Melanoma, an aggressive and frequently treatment-resistant kind of skin cancer, poses substantial therapeutic hurdles, especially because it is resistant to inhibitors of the MAPK (mitogen-activated protein kinase) pathway. Even though targeted therapies like BRAF and MEK inhibitors are advanced melanoma therapies, tumour cell plasticity and TME interactions can lead to resistance. Recent research demonstrates that CAFs play a role in fibrotic remodelling in the TME, which promotes tumour growth, immunological suppression, and treatment resistance. Stiffening of ECM because of the pro-fibrotic and pro-tumorigenic substances secreted by CAFs. This, in turn, activates survival pathways and fosters treatment resistance. Anti-fibrotic drugs are meant to treat fibrotic conditions, including idiopathic pulmonary fibrosis, but because of their ability to alter ECM structure and prevent fibroblast activation, they have recently attracted interest in oncology.
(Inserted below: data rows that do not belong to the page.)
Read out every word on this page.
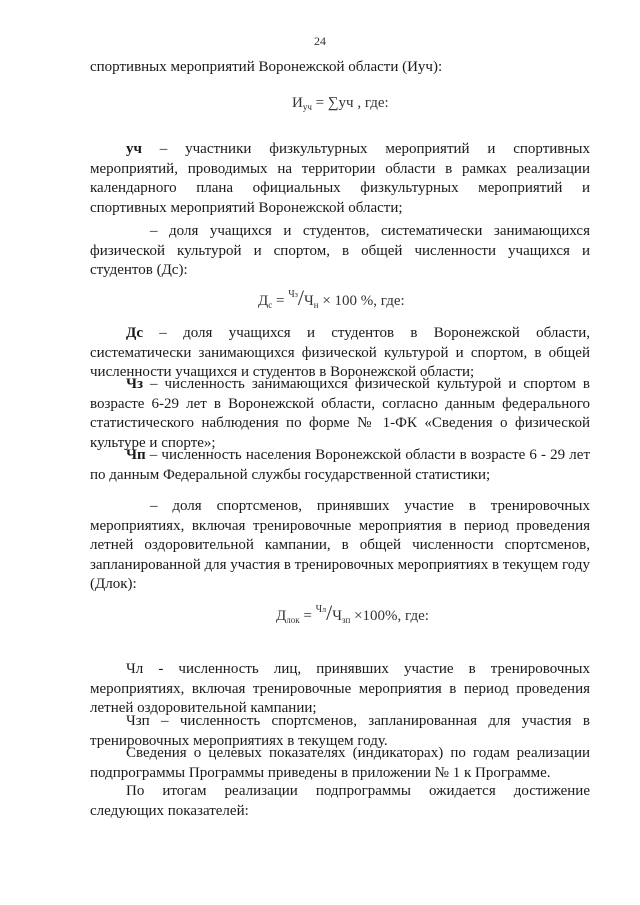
24

спортивных мероприятий Воронежской области (Иуч):

$И_{уч} = \sum уч$ , где:

уч – участники физкультурных мероприятий и спортивных мероприятий, проводимых на территории области в рамках реализации календарного плана официальных физкультурных мероприятий и спортивных мероприятий Воронежской области;

– доля учащихся и студентов, систематически занимающихся физической культурой и спортом, в общей численности учащихся и студентов (Дс):

$Д_с = ^{Чз}/Ч_н \times 100$ %, где:

Дс – доля учащихся и студентов в Воронежской области, систематически занимающихся физической культурой и спортом, в общей численности учащихся и студентов в Воронежской области;

Чз – численность занимающихся физической культурой и спортом в возрасте 6-29 лет в Воронежской области, согласно данным федерального статистического наблюдения по форме № 1-ФК «Сведения о физической культуре и спорте»;

Чп – численность населения Воронежской области в возрасте 6 - 29 лет по данным Федеральной службы государственной статистики;

– доля спортсменов, принявших участие в тренировочных мероприятиях, включая тренировочные мероприятия в период проведения летней оздоровительной кампании, в общей численности спортсменов, запланированной для участия в тренировочных мероприятиях в текущем году (Длок):

$Д_{лок} = ^{Чл}/Ч_{зп} \times 100\%$, где:

Чл - численность лиц, принявших участие в тренировочных мероприятиях, включая тренировочные мероприятия в период проведения летней оздоровительной кампании;

Чзп – численность спортсменов, запланированная для участия в тренировочных мероприятиях в текущем году.

Сведения о целевых показателях (индикаторах) по годам реализации подпрограммы Программы приведены в приложении № 1 к Программе.

По итогам реализации подпрограммы ожидается достижение следующих показателей:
Targeting fibrotic pathways such as TGF-β, FGF, and PDGF signalling, with medications like nintedanib and pirfenidone, may help overcome the resistance mechanisms associated with MAPK inhibitor therapy. Through the disruption of stromal signalling and the reduction of stress caused by fibrosis, these medicines have the potential to improve drug penetration, decrease tumour plasticity, and restore sensitivity to treatments that target MAPK. This review unravels the complex interactions between MAPK inhibitors and anti-fibrotic drugs in the treatment of melanoma, highlighting how they might work together to remodel the TME and overcome treatment resistance. Implementing this combinatorial method could lead to novel approaches for long-term melanoma control and provide a model for anti-fibrotic-based treatments for other solid cancers.